Chronique familiale
3étoile(s) 3étoile(s) 3étoile(s) 3étoile(s) 3étoile(s)

PUDOR

David et Tristan Ulloa (Espagne 2007 - distributeur : ABC distribution)

Nancho Novo, Elvira Minguez, Natalia Rodriguez

113 min.
4 juin 2008
PUDOR

Il n’y a pas que chez Ibsen, Strindberg et Pirandello que les cœurs crient famine.

Bien éloigné de la facilité roborative des romans à succès d’Anna Gavalda ou Katherine Pancol (*), le premier long métrage des frères Ulloa (**), adapté d’un beau livre de Santiago Roncagliolo (***), raconte la vie d’une famille dont chacun des membres est à la recherche de quelque chose - au fond de la même chose - qui se dérobe même si parfois, furtivement presqu’avec culpabilité, ils ont l’impression d’avoir capté ce qui leur manque.

Cinq personnages en quête de mots. A dire, à partager avec ceux qui leur sont proches ou du moins qui devraient l’être puisqu’ils habitent sous le même toit.

Des mots qui précisément font défaut à cette tribu qui vit ensemble mais séparée par les peurs et angoisses de ceux qui la constituent à se montrer tels qu’ils sont, vulnérables, insatisfaits et malades.

De ces maladies, qui comme le cancer dont souffre le père, rongent de l’intérieur.

« Pudor » est un film complexe, qui brasse désirs et imaginaires - celui d’une épouse qui s’invente un amant, d’un petit garçon qui voit des fantômes, d’un grand-père qui rêve de tomber amoureux - pour décrire des simili-vies bâties sur des cris de détresse refoulés.

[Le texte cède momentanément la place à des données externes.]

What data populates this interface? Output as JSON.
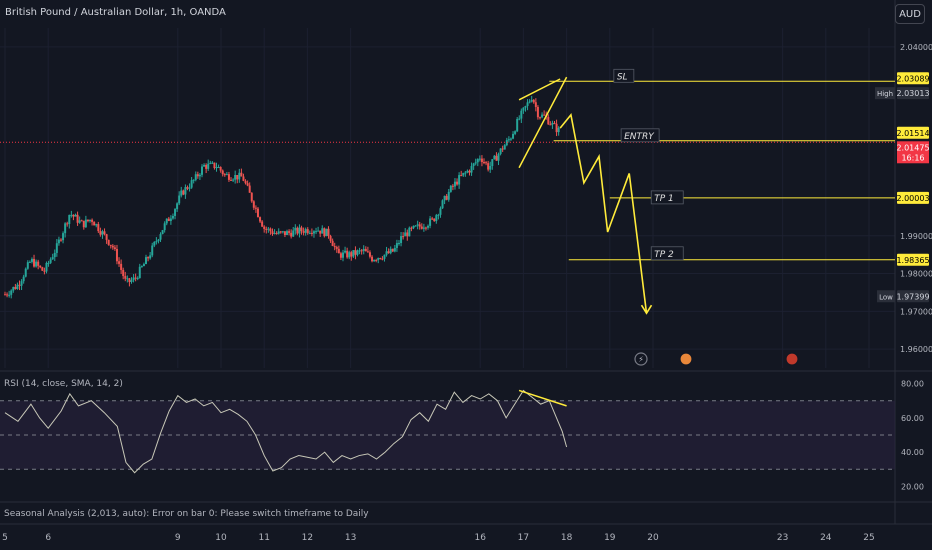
{
  "header": {
    "title": "British Pound / Australian Dollar, 1h, OANDA",
    "currency": "AUD"
  },
  "colors": {
    "background": "#131722",
    "up": "#26a69a",
    "down": "#ef5350",
    "annotation": "#ffeb3b",
    "rsi_line": "#c8c8b8",
    "current_price": "#f23645"
  },
  "chart_data": {
    "type": "candlestick",
    "symbol": "British Pound / Australian Dollar",
    "interval": "1h",
    "source": "OANDA",
    "ylim": [
      1.955,
      2.045
    ],
    "y_ticks": [
      "2.04000",
      "1.99000",
      "1.98000",
      "1.97000",
      "1.96000"
    ],
    "x_ticks": [
      {
        "label": "5",
        "day": 5
      },
      {
        "label": "6",
        "day": 6
      },
      {
        "label": "9",
        "day": 9
      },
      {
        "label": "10",
        "day": 10
      },
      {
        "label": "11",
        "day": 11
      },
      {
        "label": "12",
        "day": 12
      },
      {
        "label": "13",
        "day": 13
      },
      {
        "label": "16",
        "day": 16
      },
      {
        "label": "17",
        "day": 17
      },
      {
        "label": "18",
        "day": 18
      },
      {
        "label": "19",
        "day": 19
      },
      {
        "label": "20",
        "day": 20
      },
      {
        "label": "23",
        "day": 23
      },
      {
        "label": "24",
        "day": 24
      },
      {
        "label": "25",
        "day": 25
      }
    ],
    "price_path": [
      [
        5.0,
        1.9745
      ],
      [
        5.3,
        1.977
      ],
      [
        5.6,
        1.9835
      ],
      [
        5.9,
        1.9805
      ],
      [
        6.2,
        1.987
      ],
      [
        6.5,
        1.996
      ],
      [
        6.8,
        1.993
      ],
      [
        7.0,
        1.9945
      ],
      [
        7.3,
        1.99
      ],
      [
        7.5,
        1.987
      ],
      [
        7.8,
        1.9775
      ],
      [
        8.0,
        1.9785
      ],
      [
        8.3,
        1.984
      ],
      [
        8.6,
        1.991
      ],
      [
        8.9,
        1.9965
      ],
      [
        9.1,
        2.0015
      ],
      [
        9.4,
        2.005
      ],
      [
        9.6,
        2.0085
      ],
      [
        9.9,
        2.0085
      ],
      [
        10.1,
        2.006
      ],
      [
        10.5,
        2.0055
      ],
      [
        10.7,
        2.0
      ],
      [
        11.0,
        1.992
      ],
      [
        11.3,
        1.9905
      ],
      [
        11.6,
        1.9908
      ],
      [
        11.9,
        1.9915
      ],
      [
        12.2,
        1.9918
      ],
      [
        12.5,
        1.9905
      ],
      [
        12.7,
        1.985
      ],
      [
        13.0,
        1.985
      ],
      [
        13.3,
        1.986
      ],
      [
        13.5,
        1.984
      ],
      [
        13.8,
        1.985
      ],
      [
        14.0,
        1.986
      ],
      [
        14.2,
        1.99
      ],
      [
        14.5,
        1.992
      ],
      [
        14.7,
        1.993
      ],
      [
        14.9,
        1.994
      ],
      [
        15.1,
        1.998
      ],
      [
        15.3,
        2.002
      ],
      [
        15.5,
        2.005
      ],
      [
        15.8,
        2.008
      ],
      [
        16.0,
        2.011
      ],
      [
        16.2,
        2.008
      ],
      [
        16.5,
        2.013
      ],
      [
        16.7,
        2.016
      ],
      [
        16.9,
        2.021
      ],
      [
        17.05,
        2.024
      ],
      [
        17.2,
        2.027
      ],
      [
        17.35,
        2.022
      ],
      [
        17.5,
        2.0215
      ],
      [
        17.7,
        2.019
      ],
      [
        17.85,
        2.0175
      ]
    ],
    "annotations": [
      {
        "label": "SL",
        "price": 2.03089
      },
      {
        "label": "ENTRY",
        "price": 2.01514
      },
      {
        "label": "TP 1",
        "price": 2.00003
      },
      {
        "label": "TP 2",
        "price": 1.98365
      }
    ],
    "price_labels": {
      "sl": "2.03089",
      "high_tag": "High",
      "high": "2.03013",
      "entry": "2.01514",
      "current": "2.01475",
      "countdown": "16:16",
      "tp1": "2.00003",
      "tp2": "1.98365",
      "low_tag": "Low",
      "low": "1.97399"
    },
    "projection": [
      [
        17.85,
        2.0185
      ],
      [
        18.1,
        2.022
      ],
      [
        18.4,
        2.004
      ],
      [
        18.75,
        2.011
      ],
      [
        18.95,
        1.991
      ],
      [
        19.45,
        2.0065
      ],
      [
        19.85,
        1.9695
      ]
    ],
    "wedge": {
      "lower": [
        [
          16.9,
          2.008
        ],
        [
          18.0,
          2.032
        ]
      ],
      "upper": [
        [
          16.9,
          2.026
        ],
        [
          17.85,
          2.0315
        ]
      ]
    },
    "rsi": {
      "title": "RSI (14, close, SMA, 14, 2)",
      "ylim": [
        15,
        85
      ],
      "ticks": [
        "80.00",
        "60.00",
        "40.00",
        "20.00"
      ],
      "levels": [
        70,
        50,
        30
      ],
      "values": [
        [
          5.0,
          63
        ],
        [
          5.3,
          58
        ],
        [
          5.6,
          68
        ],
        [
          5.8,
          60
        ],
        [
          6.0,
          54
        ],
        [
          6.3,
          64
        ],
        [
          6.5,
          74
        ],
        [
          6.7,
          67
        ],
        [
          7.0,
          70
        ],
        [
          7.3,
          63
        ],
        [
          7.6,
          55
        ],
        [
          7.8,
          34
        ],
        [
          8.0,
          28
        ],
        [
          8.2,
          33
        ],
        [
          8.4,
          36
        ],
        [
          8.6,
          51
        ],
        [
          8.8,
          64
        ],
        [
          9.0,
          73
        ],
        [
          9.2,
          69
        ],
        [
          9.4,
          71
        ],
        [
          9.6,
          67
        ],
        [
          9.8,
          69
        ],
        [
          10.0,
          63
        ],
        [
          10.2,
          65
        ],
        [
          10.4,
          62
        ],
        [
          10.6,
          58
        ],
        [
          10.8,
          50
        ],
        [
          11.0,
          38
        ],
        [
          11.2,
          29
        ],
        [
          11.4,
          31
        ],
        [
          11.6,
          36
        ],
        [
          11.8,
          38
        ],
        [
          12.0,
          37
        ],
        [
          12.2,
          36
        ],
        [
          12.4,
          40
        ],
        [
          12.6,
          34
        ],
        [
          12.8,
          38
        ],
        [
          13.0,
          36
        ],
        [
          13.2,
          38
        ],
        [
          13.4,
          39
        ],
        [
          13.6,
          36
        ],
        [
          13.8,
          40
        ],
        [
          14.0,
          45
        ],
        [
          14.2,
          49
        ],
        [
          14.4,
          59
        ],
        [
          14.6,
          63
        ],
        [
          14.8,
          58
        ],
        [
          15.0,
          68
        ],
        [
          15.2,
          65
        ],
        [
          15.4,
          75
        ],
        [
          15.6,
          69
        ],
        [
          15.8,
          73
        ],
        [
          16.0,
          71
        ],
        [
          16.2,
          74
        ],
        [
          16.4,
          70
        ],
        [
          16.6,
          60
        ],
        [
          16.8,
          68
        ],
        [
          17.0,
          76
        ],
        [
          17.2,
          72
        ],
        [
          17.4,
          68
        ],
        [
          17.6,
          70
        ],
        [
          17.8,
          58
        ],
        [
          17.9,
          52
        ],
        [
          18.0,
          43
        ]
      ],
      "divergence": [
        [
          16.9,
          76
        ],
        [
          18.0,
          67
        ]
      ]
    },
    "footer": "Seasonal Analysis (2,013, auto): Error on bar 0: Please switch timeframe to Daily"
  }
}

Il y a dans « Pudor » un je ne sais quoi de dur et de sensible qui cogne au cœur du spectateur.

Le laissant amer face à cette famille, reflet d’une société moderne dysfonctionnante qui nous enferme, si on n’y prend garde, dans des tiroirs, illusoires remparts où s’abritent les incapacités à communiquer, à oser le risque du dialogue, le parti pris de la nudité affective.

Dans ce film à fleur de peau, il y a un mal-être palpable mais aussi la reconnaissance modeste certes mais ébauchée d’une issue à la solitude des personnages : cesser de cultiver des secrets ou de croire que l’autre ne nous comprendra jamais.

Le cinéma espagnol est connu pour ses films d’horreur bien ficelés - « Abre los ojos » d’Amenabar, « Rec » de Balaguero & Plaza, « El orfanato » de Bayona.

Sans relever à proprement parler du même genre cinématographique « Pudor » nous parle lui aussi, avec une certaine sécheresse parfois ironique, de violence.

Celle vécue au quotidien par des gens que la frustration et le silence peuvent conduire à une forme de folie.

"Pudor" a obtenu l’Olivier d’Or au festival Européeen 2008 de Lecce pour " ... son approche d’une notion en constante transformation : la famille". (m.c.a)

 
(*) « Ensemble c’est tout », « Les yeux jaunes des crocodiles », tous deux parus en poche
(**) Tristan l’aîné qui a notamment interprété le rôle de Lorenzo dans « Julia y el sexo » de Julio Medem et le cadet David, connu pour avoir réalisé des segments de la série télévisée à succès « El comisario ». Tous deux ont déjà réalisé de concert en 2002 un court métrage « Ciclo ».
(***) Ecrivain chilien qui vit actuellement en Espagne, scénariste de télénovelas, journaliste d’investigation et politique, son roman "Avril rouge", vient de sortir en traduction français au Seuil. Il aborde sous la forme d’un magistral thriller la lutte menée par un procureur péruvien contre les activités terroristes du Sentier Lumineux.